Friday, June 21, 2013

Candidates for NYC Mayor Want to Shutdown Charters

The panderpalooza among the Democratic candidates for NYC mayor is a total disgrace, as Michael Benjamin highlights in this op ed:

None of the Democratic candidates for mayor has a plan for the city schools other than not being Mike Bloomberg. That’s it.

Well, not quite: They have one education policy: Bashing Eva Moskowitz, founder of the highly successful Success Academy Network charter schools. At every forum, you’ll hear them spit out Moskowitz’s name as if it were a curse.

The applause-line rhetoric about ending co-location is chiefly targeted at her. But in reality, the majority of co-locations involvetraditional public schools sharing a building.

Charters, and education reform generally, are now personified by Moskowitz. Her schools are safe and academically successful — yet some Democrats seem to want to shut them (and other successful charters) down.

…The anti-reform rhetoric is getting tiresome — and scary, if you care about the future of education in this city.
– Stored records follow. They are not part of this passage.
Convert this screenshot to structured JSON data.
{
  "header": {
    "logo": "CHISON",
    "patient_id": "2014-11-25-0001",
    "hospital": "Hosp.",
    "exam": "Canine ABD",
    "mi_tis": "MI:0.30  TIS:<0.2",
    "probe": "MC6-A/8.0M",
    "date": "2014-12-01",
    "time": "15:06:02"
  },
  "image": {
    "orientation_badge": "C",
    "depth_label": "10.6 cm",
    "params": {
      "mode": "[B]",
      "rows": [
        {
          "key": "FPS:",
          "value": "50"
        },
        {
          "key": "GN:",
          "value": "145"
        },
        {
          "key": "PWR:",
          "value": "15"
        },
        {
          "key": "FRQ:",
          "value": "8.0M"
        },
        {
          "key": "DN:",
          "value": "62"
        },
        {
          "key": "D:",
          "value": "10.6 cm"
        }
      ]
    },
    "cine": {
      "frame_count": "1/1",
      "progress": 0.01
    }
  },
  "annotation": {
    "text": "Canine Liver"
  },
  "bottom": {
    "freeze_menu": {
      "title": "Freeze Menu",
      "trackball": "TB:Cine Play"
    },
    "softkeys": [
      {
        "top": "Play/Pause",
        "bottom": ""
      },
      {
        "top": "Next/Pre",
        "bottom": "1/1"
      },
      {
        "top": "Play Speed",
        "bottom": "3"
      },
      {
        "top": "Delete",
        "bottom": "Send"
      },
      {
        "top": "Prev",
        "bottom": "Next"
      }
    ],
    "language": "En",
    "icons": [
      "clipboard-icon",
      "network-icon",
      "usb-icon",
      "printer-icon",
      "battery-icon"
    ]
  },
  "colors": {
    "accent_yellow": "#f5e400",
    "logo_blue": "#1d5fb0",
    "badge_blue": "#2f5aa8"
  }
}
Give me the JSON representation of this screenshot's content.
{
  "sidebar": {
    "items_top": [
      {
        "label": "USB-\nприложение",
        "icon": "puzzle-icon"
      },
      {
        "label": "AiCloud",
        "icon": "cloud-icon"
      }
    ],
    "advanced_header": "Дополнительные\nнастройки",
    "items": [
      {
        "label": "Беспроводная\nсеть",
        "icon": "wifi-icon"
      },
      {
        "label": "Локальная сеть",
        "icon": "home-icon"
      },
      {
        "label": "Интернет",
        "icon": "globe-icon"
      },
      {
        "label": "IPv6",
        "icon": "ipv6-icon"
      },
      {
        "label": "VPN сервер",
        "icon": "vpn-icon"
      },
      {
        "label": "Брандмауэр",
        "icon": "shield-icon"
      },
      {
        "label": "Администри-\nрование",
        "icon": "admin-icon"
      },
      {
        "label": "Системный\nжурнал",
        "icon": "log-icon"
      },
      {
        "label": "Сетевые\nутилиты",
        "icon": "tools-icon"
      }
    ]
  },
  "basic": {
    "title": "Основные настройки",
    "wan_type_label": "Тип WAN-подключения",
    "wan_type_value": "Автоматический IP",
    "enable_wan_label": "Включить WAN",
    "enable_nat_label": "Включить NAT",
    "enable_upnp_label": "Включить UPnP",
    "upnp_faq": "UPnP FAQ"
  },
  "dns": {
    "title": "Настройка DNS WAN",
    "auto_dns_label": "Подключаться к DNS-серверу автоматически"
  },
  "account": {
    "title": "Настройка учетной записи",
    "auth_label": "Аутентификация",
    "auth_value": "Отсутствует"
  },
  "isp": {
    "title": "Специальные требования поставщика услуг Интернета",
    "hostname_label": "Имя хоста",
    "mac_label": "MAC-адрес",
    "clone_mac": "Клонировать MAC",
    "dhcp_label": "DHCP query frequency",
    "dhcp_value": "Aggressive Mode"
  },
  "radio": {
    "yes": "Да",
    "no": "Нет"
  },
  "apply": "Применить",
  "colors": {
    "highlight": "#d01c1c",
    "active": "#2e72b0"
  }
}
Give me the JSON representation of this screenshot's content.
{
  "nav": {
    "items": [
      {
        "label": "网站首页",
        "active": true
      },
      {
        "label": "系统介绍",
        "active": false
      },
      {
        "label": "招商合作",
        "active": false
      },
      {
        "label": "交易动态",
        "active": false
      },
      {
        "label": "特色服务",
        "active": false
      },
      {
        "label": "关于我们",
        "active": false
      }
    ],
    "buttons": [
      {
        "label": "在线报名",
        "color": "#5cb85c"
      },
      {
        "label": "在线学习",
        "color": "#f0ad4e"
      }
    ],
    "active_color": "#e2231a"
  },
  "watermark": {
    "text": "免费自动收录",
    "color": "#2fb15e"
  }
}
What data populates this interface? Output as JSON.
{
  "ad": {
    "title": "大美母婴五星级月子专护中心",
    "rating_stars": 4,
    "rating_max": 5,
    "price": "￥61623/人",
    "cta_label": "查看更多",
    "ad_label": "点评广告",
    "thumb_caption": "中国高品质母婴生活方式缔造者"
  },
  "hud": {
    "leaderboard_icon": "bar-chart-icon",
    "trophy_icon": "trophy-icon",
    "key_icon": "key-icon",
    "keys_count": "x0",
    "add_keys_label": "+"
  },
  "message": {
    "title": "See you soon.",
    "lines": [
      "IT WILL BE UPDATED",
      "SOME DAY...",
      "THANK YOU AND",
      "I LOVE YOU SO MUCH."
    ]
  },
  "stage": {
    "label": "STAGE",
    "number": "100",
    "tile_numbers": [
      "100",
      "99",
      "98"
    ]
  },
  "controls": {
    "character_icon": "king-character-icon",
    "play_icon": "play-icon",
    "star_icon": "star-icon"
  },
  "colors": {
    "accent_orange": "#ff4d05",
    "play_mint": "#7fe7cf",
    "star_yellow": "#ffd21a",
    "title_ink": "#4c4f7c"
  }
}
Instead of repairing our broken schools and restoring excellent gifted and talented feeder programs in minority neighborhoods, these candidates want to undermine most of the good schools we already have — not just successful charters, but also a key to excellence at schools like my alma mater, Bronx Science. They’d destroy 75 years of scholastic excellence based upon academic merit.
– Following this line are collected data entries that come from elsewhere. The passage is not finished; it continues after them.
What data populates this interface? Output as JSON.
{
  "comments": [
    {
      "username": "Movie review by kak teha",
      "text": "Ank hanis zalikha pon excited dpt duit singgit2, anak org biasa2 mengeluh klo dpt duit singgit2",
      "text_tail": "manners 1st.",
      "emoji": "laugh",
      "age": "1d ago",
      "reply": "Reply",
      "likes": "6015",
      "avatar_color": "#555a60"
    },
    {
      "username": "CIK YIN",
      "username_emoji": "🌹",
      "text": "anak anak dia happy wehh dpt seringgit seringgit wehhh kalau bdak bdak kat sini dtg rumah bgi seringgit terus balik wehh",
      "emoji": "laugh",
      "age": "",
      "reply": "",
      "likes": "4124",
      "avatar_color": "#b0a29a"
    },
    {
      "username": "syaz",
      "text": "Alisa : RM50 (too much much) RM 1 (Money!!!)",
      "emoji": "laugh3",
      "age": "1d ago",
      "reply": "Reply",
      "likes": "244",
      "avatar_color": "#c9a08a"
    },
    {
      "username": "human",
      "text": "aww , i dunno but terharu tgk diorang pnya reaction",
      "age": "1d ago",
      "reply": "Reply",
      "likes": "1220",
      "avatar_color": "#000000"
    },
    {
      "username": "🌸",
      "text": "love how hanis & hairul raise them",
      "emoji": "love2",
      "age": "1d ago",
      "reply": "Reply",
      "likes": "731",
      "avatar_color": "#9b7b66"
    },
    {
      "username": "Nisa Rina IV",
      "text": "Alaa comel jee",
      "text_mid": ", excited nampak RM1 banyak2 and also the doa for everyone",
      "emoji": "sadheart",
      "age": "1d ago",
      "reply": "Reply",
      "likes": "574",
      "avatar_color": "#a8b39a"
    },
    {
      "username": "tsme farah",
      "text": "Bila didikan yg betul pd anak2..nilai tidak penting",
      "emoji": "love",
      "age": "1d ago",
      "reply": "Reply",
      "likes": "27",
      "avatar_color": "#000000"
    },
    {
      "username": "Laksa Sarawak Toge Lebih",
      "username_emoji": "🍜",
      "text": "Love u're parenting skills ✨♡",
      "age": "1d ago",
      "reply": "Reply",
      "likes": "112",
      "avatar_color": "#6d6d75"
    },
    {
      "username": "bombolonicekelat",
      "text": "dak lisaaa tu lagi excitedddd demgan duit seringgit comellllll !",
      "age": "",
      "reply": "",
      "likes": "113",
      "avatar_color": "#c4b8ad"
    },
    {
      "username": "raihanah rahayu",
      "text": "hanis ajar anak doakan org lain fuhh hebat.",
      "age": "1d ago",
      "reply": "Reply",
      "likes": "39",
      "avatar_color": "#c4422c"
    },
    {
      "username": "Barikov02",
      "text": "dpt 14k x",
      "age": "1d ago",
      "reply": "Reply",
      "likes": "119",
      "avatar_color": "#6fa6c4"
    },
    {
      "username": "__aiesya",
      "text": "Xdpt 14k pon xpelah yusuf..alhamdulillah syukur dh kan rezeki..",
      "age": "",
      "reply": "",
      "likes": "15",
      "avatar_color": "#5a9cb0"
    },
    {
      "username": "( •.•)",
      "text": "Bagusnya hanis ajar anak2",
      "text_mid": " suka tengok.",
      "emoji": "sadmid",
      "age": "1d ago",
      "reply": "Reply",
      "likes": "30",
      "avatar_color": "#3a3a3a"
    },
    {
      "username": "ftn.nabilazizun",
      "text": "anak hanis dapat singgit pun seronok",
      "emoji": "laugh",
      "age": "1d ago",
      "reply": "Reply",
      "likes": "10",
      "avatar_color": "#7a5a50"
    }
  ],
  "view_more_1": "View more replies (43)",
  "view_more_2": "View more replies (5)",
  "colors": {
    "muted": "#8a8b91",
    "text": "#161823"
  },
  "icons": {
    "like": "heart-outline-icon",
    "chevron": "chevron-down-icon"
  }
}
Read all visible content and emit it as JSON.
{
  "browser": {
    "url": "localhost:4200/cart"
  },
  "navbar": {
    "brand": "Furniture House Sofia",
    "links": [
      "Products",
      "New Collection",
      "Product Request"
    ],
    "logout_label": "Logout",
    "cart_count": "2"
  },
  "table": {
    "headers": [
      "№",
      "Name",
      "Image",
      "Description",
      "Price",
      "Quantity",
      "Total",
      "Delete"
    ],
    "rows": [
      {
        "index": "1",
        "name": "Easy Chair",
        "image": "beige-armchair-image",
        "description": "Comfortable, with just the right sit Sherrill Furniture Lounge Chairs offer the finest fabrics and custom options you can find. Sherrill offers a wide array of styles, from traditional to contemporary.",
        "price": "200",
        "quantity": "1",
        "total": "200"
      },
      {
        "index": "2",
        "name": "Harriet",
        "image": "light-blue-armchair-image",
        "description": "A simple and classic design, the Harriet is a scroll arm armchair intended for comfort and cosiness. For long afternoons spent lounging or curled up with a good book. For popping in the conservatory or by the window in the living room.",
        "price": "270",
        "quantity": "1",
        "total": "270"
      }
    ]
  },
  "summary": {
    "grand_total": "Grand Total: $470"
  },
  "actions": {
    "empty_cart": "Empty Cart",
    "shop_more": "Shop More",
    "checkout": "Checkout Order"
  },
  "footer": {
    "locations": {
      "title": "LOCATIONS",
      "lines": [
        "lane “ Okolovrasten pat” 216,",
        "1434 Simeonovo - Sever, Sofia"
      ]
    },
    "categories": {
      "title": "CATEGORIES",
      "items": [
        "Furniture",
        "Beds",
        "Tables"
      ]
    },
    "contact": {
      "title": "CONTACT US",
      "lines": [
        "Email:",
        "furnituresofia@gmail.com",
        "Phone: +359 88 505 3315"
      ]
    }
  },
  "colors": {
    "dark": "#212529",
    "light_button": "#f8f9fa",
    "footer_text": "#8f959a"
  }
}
The UFT’s endorsement announcement Wednesday will probably be carried live on NY1 as though it were the Tony Awards. Many New Yorkers — not just the Democratic candidates — are anxious about who will be carrying the union’s banner in the rest of the primary season and probably in general election. Whoever earns that UFT endorsement will give charter parents and education reformers even more cause to worry.

It’s sad and outrageous that the only schools issues the candidates will address are those on the UFT’s wishlist. The future of education in New York should be more than not being Mike Bloomberg.